To clarify, the encryption algorithm used for an AES 256 key is always AES 256. However, if the key can be guessed easier than a random 256-bit key, you are dealing with a weakness. As we do not know how the key is derived, we also do not know how secure it is. The Identity Value
The string that is specified in the IDENTITY_VALUE clause is not used for the generation of the actual key. It is only used to generate the key GUID that helps SQL Server identify the key necessary for decryption of an encrypted value.
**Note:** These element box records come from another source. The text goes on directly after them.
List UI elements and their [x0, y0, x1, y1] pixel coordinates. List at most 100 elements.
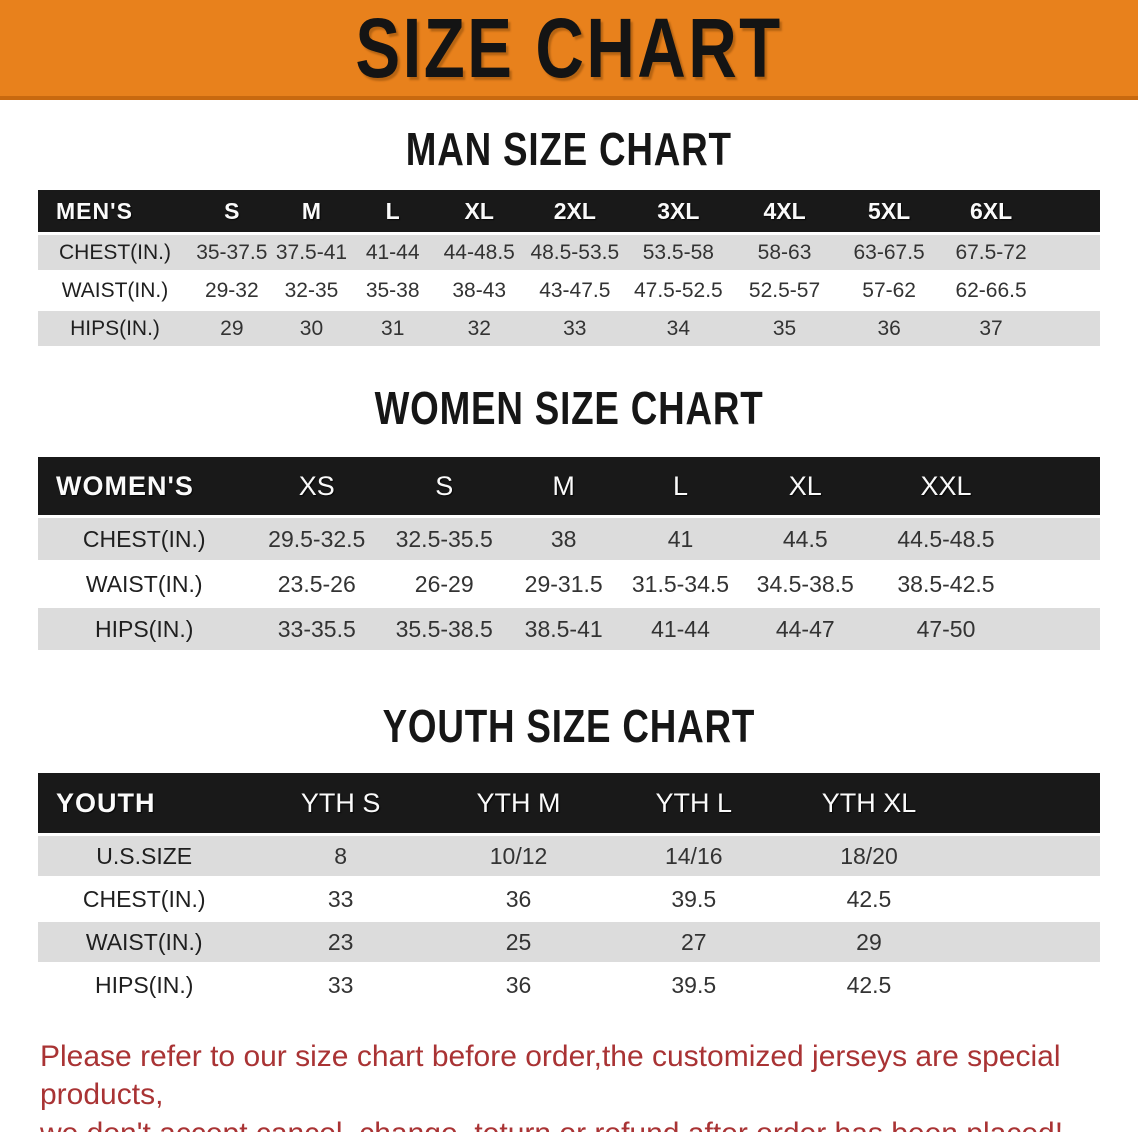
youth-section-title-text: YOUTH SIZE CHART: [382, 700, 756, 752]
column-header: 5XL: [837, 190, 941, 232]
table-cell: 27: [606, 922, 782, 962]
table-cell: 44.5: [738, 518, 872, 560]
table-cell: 44-47: [738, 608, 872, 650]
table-row: CHEST(IN.) 29.5-32.5 32.5-35.5 38 41 44.5 44.5…: [38, 518, 1100, 560]
men-table-header: MEN'S S M L XL 2XL 3XL 4XL 5XL 6XL: [38, 190, 1100, 232]
column-header: 2XL: [524, 190, 626, 232]
table-cell: 30: [271, 311, 352, 346]
table-cell: 10/12: [430, 836, 607, 876]
row-spacer: [1020, 518, 1100, 560]
youth-section-title: YOUTH SIZE CHART: [0, 699, 1138, 753]
men-table-body: CHEST(IN.) 35-37.5 37.5-41 41-44 44-48.5 48.5…: [38, 235, 1100, 346]
header-row: WOMEN'S XS S M L XL XXL: [38, 457, 1100, 515]
table-cell: 8: [250, 836, 431, 876]
women-section-title-text: WOMEN SIZE CHART: [374, 382, 764, 434]
table-cell: 37: [940, 311, 1042, 346]
row-label: CHEST(IN.): [38, 879, 251, 919]
table-cell: 14/16: [606, 836, 782, 876]
table-row: WAIST(IN.) 23.5-26 26-29 29-31.5 31.5-34.5 34…: [38, 563, 1100, 605]
row-spacer: [956, 922, 1100, 962]
table-cell: 18/20: [781, 836, 957, 876]
table-row: CHEST(IN.) 35-37.5 37.5-41 41-44 44-48.5 48.5…: [38, 235, 1100, 270]
table-cell: 33: [250, 965, 431, 1005]
table-cell: 39.5: [606, 879, 782, 919]
table-cell: 42.5: [781, 879, 957, 919]
men-size-table: MEN'S S M L XL 2XL 3XL 4XL 5XL 6XL CHEST(IN.) 35-3…: [38, 187, 1100, 349]
table-cell: 47.5-52.5: [625, 273, 732, 308]
column-header: XL: [434, 190, 525, 232]
row-label: WAIST(IN.): [38, 922, 251, 962]
table-cell: 38.5-41: [505, 608, 623, 650]
table-group-label: YOUTH: [38, 773, 251, 833]
women-table-header: WOMEN'S XS S M L XL XXL: [38, 457, 1100, 515]
banner-title: SIZE CHART: [355, 0, 783, 95]
table-cell: 37.5-41: [271, 235, 352, 270]
table-cell: 35-37.5: [192, 235, 272, 270]
table-cell: 41: [622, 518, 739, 560]
column-header: 6XL: [940, 190, 1042, 232]
table-cell: 67.5-72: [940, 235, 1042, 270]
column-header: 4XL: [731, 190, 838, 232]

The DECRYPTBYKEY function does not allow us to specify the symmetric key to use for the decryption. Instead, SQL Server stores the GUID of the key that was used to encrypt the value as part of that value. That way, SQL Server will always know which key to use.
When looking at the documentation, you can get the impression, that the IDENTITY_VALUE needs to be kept a secret. However, it being unknown does not in any way increase security. If the KEY_SOURCE is known but the identity value isn't, we can just create a new key with a new GUID and then replace the key GUID within the encrypted value. As that value is just prepended to the actual cipher text, this is a simple string substitution operation.
Summary
The CREATE SYMMETRIC KEY statement allows us to specify a string as a KEY_SOURCE. That value is used to generate the actual key bits in a repeatable way. Therefore, we can use this feature to create the same key in different location.